One walkway passes the courtyard where the stables of the Spanish Riding School are located.  There you can get a glimpse of the Lipizzaner stallions.





You could probably spend most of a week just seeing everything there is to see in the Hofburg.  The ticket that I had purchased prior to my departure included entrance to three attractions: the porcelain and silver collection, a museum dedicated to Empress Elizabeth, the wife of Franz Josef, and the Imperial Apartments.

In the first section, with case after case of chinaware, silver and gold gilt table decorations that belonged to the Hapsburgs, photography was allowed. 



That gave me hope that photography would also be allowed in the other two attractions on my ticket.  But no such luck.

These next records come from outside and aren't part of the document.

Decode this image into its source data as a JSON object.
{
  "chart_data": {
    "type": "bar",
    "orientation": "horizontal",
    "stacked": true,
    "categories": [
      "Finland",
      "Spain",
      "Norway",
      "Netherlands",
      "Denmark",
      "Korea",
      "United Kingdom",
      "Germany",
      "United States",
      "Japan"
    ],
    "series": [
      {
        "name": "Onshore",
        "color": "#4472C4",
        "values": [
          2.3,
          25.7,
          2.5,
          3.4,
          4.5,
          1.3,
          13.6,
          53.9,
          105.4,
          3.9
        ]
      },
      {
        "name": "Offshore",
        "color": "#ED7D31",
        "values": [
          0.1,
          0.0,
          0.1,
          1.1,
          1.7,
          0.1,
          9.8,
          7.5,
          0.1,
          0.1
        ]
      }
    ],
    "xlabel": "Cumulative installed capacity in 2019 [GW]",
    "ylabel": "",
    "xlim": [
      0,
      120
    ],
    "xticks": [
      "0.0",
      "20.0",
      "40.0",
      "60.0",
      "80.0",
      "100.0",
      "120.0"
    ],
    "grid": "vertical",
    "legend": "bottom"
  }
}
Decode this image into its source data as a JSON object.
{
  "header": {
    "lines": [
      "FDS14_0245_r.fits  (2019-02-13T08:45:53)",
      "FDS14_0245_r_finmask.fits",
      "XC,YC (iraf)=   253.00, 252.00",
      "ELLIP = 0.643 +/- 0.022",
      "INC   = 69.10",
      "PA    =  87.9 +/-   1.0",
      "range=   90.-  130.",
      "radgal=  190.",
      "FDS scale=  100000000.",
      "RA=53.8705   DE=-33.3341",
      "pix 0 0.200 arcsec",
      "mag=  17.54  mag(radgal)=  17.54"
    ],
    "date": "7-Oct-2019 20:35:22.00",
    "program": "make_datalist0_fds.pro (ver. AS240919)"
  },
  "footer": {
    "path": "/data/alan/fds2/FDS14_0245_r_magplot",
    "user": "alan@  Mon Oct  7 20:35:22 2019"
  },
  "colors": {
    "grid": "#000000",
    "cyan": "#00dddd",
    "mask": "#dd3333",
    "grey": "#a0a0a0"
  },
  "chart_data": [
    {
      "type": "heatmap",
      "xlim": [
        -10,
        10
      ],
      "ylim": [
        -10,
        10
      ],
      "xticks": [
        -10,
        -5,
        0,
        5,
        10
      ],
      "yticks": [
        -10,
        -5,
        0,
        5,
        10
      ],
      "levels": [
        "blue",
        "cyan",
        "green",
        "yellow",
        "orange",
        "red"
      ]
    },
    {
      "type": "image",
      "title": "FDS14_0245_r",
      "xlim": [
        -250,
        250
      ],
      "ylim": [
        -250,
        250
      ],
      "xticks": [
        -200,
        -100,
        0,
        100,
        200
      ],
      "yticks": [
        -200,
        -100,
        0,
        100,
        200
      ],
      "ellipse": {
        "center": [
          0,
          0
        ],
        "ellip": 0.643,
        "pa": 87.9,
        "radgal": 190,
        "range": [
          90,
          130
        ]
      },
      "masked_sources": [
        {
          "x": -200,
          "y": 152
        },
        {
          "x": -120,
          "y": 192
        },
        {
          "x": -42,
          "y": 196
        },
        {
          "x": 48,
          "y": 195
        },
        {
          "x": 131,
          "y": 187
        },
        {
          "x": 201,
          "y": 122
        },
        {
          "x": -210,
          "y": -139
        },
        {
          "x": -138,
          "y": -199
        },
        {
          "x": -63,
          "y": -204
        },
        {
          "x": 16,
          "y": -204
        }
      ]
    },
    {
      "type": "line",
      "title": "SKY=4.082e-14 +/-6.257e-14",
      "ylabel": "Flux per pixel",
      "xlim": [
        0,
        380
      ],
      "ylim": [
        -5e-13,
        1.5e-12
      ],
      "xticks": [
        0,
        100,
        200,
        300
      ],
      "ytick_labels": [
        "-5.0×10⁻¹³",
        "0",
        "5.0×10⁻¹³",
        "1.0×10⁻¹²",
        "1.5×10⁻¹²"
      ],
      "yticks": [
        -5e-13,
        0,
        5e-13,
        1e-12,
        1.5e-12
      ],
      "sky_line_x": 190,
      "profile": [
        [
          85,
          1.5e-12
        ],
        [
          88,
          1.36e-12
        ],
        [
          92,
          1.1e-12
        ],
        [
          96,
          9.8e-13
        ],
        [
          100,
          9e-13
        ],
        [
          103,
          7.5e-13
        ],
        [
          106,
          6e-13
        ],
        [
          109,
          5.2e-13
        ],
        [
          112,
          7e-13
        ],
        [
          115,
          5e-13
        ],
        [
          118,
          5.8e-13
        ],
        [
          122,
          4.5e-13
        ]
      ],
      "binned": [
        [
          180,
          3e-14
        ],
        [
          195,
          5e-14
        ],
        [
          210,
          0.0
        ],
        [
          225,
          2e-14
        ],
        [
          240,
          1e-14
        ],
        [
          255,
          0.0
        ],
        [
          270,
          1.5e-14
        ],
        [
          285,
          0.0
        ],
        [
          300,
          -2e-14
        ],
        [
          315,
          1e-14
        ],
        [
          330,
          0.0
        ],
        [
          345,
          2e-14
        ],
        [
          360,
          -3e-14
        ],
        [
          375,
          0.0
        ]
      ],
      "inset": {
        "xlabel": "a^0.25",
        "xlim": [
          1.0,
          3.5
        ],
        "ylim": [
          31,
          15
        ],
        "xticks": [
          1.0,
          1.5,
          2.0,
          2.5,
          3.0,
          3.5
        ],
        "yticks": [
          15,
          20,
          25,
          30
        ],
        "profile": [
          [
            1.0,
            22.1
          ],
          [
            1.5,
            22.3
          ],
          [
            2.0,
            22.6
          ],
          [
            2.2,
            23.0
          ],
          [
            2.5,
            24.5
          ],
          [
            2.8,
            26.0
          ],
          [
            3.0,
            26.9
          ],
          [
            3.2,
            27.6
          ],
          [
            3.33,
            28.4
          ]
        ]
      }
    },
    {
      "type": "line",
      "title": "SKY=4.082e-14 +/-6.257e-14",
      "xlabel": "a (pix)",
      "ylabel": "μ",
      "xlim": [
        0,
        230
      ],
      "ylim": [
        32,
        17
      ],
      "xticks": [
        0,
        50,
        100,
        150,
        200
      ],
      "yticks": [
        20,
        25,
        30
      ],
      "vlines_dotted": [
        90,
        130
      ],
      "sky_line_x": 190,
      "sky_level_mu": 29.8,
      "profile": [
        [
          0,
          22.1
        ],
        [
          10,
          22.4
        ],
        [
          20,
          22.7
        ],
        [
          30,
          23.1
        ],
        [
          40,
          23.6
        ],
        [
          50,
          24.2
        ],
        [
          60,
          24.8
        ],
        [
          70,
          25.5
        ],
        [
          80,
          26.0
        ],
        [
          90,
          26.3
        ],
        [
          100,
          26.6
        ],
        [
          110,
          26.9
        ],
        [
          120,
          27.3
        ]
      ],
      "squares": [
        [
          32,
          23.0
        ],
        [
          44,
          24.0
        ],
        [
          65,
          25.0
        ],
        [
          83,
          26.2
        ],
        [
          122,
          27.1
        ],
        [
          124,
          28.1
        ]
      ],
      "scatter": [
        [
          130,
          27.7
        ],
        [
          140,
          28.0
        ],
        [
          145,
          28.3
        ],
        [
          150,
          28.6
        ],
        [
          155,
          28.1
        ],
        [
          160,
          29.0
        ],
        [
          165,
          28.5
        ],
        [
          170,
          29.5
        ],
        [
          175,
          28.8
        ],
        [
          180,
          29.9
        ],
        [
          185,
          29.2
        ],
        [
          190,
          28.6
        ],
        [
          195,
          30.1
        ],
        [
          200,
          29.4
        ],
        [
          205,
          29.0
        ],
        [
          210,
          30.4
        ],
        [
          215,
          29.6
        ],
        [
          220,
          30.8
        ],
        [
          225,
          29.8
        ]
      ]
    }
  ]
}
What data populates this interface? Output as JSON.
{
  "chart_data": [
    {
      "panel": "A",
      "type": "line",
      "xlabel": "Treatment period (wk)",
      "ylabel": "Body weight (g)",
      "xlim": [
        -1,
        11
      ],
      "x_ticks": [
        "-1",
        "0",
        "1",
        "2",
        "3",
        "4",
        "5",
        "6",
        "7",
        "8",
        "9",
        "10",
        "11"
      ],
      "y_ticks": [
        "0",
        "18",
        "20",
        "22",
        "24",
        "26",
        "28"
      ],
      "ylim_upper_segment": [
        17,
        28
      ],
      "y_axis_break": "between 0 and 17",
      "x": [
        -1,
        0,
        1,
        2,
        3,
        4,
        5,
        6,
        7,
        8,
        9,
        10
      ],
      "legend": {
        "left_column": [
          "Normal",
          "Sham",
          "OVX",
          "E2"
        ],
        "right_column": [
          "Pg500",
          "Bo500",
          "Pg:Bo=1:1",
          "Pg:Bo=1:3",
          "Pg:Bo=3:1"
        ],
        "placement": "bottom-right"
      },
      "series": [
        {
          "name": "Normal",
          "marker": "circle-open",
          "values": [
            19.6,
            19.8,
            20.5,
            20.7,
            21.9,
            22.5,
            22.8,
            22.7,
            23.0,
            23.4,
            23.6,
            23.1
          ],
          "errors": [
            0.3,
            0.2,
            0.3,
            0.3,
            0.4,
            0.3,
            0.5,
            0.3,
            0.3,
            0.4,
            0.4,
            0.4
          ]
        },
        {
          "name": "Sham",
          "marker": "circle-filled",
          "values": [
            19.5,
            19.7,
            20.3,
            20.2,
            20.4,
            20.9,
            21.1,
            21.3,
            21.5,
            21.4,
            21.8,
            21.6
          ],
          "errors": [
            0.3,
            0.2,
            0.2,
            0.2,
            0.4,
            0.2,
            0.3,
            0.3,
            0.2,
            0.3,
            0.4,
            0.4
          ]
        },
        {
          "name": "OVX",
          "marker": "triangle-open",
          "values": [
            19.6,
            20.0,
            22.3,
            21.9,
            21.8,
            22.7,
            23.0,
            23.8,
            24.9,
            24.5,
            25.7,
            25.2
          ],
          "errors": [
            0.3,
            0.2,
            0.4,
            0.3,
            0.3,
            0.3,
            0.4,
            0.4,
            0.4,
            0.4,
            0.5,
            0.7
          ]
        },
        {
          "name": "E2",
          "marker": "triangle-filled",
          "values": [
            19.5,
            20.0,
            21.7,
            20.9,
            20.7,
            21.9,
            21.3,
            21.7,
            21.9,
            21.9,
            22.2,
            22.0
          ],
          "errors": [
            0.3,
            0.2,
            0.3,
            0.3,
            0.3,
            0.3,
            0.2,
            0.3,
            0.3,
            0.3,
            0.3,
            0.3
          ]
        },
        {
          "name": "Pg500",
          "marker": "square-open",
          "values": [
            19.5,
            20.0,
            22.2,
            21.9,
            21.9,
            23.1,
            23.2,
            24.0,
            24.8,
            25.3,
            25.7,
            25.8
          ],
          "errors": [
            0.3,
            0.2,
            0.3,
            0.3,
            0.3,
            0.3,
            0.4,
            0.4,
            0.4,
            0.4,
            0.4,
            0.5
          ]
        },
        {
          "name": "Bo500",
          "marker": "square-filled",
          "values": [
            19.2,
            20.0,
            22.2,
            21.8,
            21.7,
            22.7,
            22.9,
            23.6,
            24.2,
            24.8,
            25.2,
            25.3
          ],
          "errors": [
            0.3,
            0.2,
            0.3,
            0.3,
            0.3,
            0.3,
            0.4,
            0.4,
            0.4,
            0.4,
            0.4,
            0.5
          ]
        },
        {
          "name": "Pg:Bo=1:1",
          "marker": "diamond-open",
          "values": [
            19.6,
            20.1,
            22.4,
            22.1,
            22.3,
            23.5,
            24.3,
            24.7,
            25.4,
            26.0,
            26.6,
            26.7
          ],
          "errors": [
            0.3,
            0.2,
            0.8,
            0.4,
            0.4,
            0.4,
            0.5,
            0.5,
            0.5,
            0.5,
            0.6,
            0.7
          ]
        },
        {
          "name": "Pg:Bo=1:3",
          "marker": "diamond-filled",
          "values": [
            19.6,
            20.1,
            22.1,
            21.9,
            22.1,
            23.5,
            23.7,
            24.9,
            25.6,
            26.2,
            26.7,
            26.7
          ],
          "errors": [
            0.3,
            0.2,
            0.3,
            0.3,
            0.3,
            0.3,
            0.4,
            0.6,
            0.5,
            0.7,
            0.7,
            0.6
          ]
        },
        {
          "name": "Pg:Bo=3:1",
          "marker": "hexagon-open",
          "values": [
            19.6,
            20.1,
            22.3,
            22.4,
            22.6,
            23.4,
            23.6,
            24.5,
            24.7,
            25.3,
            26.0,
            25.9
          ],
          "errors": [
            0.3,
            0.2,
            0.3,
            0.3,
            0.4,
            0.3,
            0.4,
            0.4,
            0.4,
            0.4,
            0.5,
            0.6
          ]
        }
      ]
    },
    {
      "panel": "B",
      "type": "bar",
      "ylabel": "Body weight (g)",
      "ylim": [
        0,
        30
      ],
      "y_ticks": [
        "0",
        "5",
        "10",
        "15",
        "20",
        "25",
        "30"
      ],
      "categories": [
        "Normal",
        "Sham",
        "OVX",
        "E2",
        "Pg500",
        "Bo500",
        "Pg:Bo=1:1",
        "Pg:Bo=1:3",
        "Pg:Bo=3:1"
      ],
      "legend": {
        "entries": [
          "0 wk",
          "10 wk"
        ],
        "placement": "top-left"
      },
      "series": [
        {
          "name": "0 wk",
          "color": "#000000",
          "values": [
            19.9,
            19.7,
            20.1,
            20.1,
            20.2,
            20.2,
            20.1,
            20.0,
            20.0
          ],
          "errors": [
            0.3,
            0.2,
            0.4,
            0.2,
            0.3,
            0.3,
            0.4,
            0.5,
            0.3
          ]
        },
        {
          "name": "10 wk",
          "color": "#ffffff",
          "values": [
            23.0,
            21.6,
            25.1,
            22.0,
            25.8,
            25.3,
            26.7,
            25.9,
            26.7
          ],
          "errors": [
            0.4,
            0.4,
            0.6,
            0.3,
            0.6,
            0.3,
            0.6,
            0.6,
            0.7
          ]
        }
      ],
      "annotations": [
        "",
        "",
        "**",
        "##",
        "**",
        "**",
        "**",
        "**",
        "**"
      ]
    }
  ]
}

The Sisi Museum (Sisi was the nickname of Empress Elizabeth) portrays the life of the beautiful but eccentric and unhappy wife of Franz Josef.  At the age of 60 her life was cut short when she was stabbed to death by an assassin.  She has become a legend, You will see her image on all sorts of knick-knacks in every souvenir shop in the city.




In the Imperial Apartments you see the living quarters of Franz Josef and Sisi.  Here is a picture I found on the internet of Franz Josef's office.  Although he was an autocrat and an arch-conservative, he took his position seriously and considered himself the servant of his people.  He got up at 3:00 A.M. daily and worked all day in his office.




From the Hofburg I took the tram to another palace... Belvedere Palace.   It was the home of Prince Eugene of Savoy, a French nobleman who offered his service to the Hapsburg Emperor when Austria was threatened by the advance of the Ottoman Turks.  When Eugene defeated the Turks in 1683, he became the hero of Austria. 




He amassed great wealth from his conquests and was able to build a palace to rival the Hapsburgs.  In fact, he built two palaces, the Lower Belvedere to live in, and the Upper Belvedere for entertaining.  In between the two was an enormous garden. 




The Upper Belvedere Palace

Looking across the gardens to the Lower Palace, and the skyline of Vienna beyond.
Notice the spire of St. Stephen's Cathedral in the distance.



Views of the gardens







Both palaces are museums today, but it is the Upper Palace that draws the most tourists.  It is today an art gallery, although the Marble Hall and the Chapel attest to the opulence of Prince Eugene's home.



The art collection here draws heavily on Austrian artists, but there are numerous pieces by well-known painters from outside Austria.

 Monet


Van Gogh



I was surprised to see this famous painting of Napoleon by Jacques-Louis David.  I would have assumed that it is in the Louvre.  I later did a bit of research on the painting.  David did five versions of this portrait... however, none of them are in the Louvre.

The star of the show is the collection of paintings by Austria's most famous artist, Gustav Klimt.  The Belvedere has the best known of his works, "The Kiss".